The economic survey for 2004-05 has warned against ‘‘significant risks’’ to the robust pick-up in global trade, which contributed to the overall growth of Indian economy in the last fiscal.
The risks included continuing firmness of global oil prices, volatility among major currencies and the danger of interest rate hikes in developed countries, the survey said.
It suggested that the country should adopt suitable macro policies in carefully managing the impact of a potential global transition from low interest rate and currency imbalances to a more sustainable regime.
The survey proposed that in order to put India’s export growth on a higher and sustainable growth trajectory micro strategies for export growth-based on various policy pronouncements needed to be designed.
A reduction in tariffs towards the already announced alignment of tariff structure with Asean countries was likely to have beneficial effect on the competitiveness of the economy, it said.
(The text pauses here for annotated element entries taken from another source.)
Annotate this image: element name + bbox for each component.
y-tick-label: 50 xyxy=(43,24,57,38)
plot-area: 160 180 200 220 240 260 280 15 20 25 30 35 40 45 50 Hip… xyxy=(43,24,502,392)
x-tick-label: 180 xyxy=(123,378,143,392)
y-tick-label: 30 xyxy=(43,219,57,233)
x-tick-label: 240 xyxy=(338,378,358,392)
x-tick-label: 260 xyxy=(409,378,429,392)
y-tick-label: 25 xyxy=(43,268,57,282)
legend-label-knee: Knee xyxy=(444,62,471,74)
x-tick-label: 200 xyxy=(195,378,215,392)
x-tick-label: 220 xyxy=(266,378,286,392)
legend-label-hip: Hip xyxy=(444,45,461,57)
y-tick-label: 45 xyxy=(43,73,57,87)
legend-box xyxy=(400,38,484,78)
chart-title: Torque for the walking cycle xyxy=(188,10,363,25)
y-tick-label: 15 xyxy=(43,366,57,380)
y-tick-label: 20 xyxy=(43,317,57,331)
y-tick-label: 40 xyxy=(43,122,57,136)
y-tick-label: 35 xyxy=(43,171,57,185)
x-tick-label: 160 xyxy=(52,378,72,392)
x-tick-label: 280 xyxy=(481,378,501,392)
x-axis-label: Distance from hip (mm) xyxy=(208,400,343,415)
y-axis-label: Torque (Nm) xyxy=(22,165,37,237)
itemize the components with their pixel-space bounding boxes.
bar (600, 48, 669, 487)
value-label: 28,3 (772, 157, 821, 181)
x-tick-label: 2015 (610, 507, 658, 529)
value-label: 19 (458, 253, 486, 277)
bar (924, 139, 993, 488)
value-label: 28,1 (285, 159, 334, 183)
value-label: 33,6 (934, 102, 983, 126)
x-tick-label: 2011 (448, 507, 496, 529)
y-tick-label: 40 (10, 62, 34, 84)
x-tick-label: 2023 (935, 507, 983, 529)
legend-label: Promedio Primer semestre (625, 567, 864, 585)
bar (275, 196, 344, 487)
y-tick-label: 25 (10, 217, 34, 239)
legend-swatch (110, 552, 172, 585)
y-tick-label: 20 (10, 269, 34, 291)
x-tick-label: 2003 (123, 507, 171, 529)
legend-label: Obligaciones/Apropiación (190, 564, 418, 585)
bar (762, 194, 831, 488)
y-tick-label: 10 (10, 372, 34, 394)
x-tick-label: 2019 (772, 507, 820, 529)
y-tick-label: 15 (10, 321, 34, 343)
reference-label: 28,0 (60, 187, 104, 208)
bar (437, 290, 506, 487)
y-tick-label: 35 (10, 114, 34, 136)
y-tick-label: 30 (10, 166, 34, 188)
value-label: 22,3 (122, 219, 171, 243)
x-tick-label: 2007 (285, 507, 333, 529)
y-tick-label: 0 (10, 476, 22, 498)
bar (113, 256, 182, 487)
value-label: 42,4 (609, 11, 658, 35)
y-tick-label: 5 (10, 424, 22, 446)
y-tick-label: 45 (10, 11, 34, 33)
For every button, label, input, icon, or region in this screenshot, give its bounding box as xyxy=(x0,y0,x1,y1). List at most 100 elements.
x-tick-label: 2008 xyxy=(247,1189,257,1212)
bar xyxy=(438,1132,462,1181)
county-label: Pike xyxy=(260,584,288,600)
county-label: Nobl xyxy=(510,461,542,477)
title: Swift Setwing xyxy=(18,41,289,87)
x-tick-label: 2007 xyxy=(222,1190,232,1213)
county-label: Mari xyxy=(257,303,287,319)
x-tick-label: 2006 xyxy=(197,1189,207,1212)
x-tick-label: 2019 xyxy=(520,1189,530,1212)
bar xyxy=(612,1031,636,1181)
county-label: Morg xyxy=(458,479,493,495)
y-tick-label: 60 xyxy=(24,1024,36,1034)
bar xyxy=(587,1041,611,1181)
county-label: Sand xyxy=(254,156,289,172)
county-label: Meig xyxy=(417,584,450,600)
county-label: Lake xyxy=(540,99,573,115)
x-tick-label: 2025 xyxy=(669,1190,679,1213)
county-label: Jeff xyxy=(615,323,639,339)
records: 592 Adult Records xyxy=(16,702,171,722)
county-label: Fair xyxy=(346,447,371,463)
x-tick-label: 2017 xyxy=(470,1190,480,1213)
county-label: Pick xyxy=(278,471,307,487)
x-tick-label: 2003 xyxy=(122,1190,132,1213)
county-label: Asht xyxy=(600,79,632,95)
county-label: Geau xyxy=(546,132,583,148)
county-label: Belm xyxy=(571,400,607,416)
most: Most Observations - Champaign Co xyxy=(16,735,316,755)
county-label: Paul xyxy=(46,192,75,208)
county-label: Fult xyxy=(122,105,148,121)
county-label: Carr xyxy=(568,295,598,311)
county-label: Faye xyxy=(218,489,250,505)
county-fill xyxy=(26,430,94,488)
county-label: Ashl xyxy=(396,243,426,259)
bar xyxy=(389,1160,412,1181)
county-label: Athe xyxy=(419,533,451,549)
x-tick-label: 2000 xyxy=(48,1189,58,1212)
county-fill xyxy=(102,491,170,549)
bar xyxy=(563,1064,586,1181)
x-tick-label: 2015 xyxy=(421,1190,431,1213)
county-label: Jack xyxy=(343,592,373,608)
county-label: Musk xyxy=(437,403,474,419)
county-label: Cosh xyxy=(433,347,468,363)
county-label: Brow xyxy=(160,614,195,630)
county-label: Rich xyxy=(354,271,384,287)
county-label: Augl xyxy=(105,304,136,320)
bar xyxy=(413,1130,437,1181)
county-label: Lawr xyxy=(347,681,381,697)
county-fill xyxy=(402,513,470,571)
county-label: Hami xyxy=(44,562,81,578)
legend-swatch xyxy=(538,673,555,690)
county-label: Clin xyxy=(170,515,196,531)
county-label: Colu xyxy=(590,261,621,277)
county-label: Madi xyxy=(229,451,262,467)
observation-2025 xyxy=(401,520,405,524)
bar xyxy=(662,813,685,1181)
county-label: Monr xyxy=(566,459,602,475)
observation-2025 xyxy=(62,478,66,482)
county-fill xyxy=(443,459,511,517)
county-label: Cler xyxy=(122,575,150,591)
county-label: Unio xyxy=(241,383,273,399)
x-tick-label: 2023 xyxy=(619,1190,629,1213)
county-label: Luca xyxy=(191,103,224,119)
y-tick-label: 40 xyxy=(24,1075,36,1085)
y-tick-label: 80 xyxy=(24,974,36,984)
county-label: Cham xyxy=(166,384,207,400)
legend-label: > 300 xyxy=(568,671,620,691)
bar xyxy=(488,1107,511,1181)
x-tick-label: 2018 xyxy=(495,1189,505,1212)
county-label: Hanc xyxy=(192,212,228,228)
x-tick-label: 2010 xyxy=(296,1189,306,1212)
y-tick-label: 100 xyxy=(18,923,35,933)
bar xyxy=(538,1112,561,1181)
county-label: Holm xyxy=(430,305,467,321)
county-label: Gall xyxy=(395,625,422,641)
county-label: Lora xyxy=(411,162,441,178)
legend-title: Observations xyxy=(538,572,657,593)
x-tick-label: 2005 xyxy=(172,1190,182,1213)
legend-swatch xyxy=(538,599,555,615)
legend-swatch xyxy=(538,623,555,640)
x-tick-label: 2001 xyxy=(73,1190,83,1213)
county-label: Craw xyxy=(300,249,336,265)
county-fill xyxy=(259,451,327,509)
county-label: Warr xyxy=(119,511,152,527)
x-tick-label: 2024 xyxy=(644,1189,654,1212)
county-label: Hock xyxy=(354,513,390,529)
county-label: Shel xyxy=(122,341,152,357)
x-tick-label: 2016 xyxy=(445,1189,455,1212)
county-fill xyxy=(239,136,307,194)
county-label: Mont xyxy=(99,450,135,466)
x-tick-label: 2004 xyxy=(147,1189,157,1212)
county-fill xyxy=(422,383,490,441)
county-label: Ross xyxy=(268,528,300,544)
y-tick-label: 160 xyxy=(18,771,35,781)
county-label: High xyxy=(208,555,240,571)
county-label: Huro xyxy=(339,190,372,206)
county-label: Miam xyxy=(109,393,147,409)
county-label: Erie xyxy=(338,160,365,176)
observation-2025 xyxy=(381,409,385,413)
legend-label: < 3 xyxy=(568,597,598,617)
Stressing on the competitive advantage that India has in the area of services exports, the survey said efforts towards strengthening the services sector for export promotion needed to be sustained and intensified. A further simplification of domestic policy regime, rules and procedures was likely to attract higher foreign investment, supporting the investment needs of the economy for higher growth, the survey added.
With regards to rupee’s appreciation vis-a-vis dollar that has been affecting Indian exporters, the survey pointed out that trade liberalisation was likely to counter some of the upward pressure on the exchange rate of the rupee.
The current exchange rate policy of focussing on managing volatility with no fixed rate target, while allowing the underlying demand and supply conditions to determine the exchange rate movement should be continued, the survey said.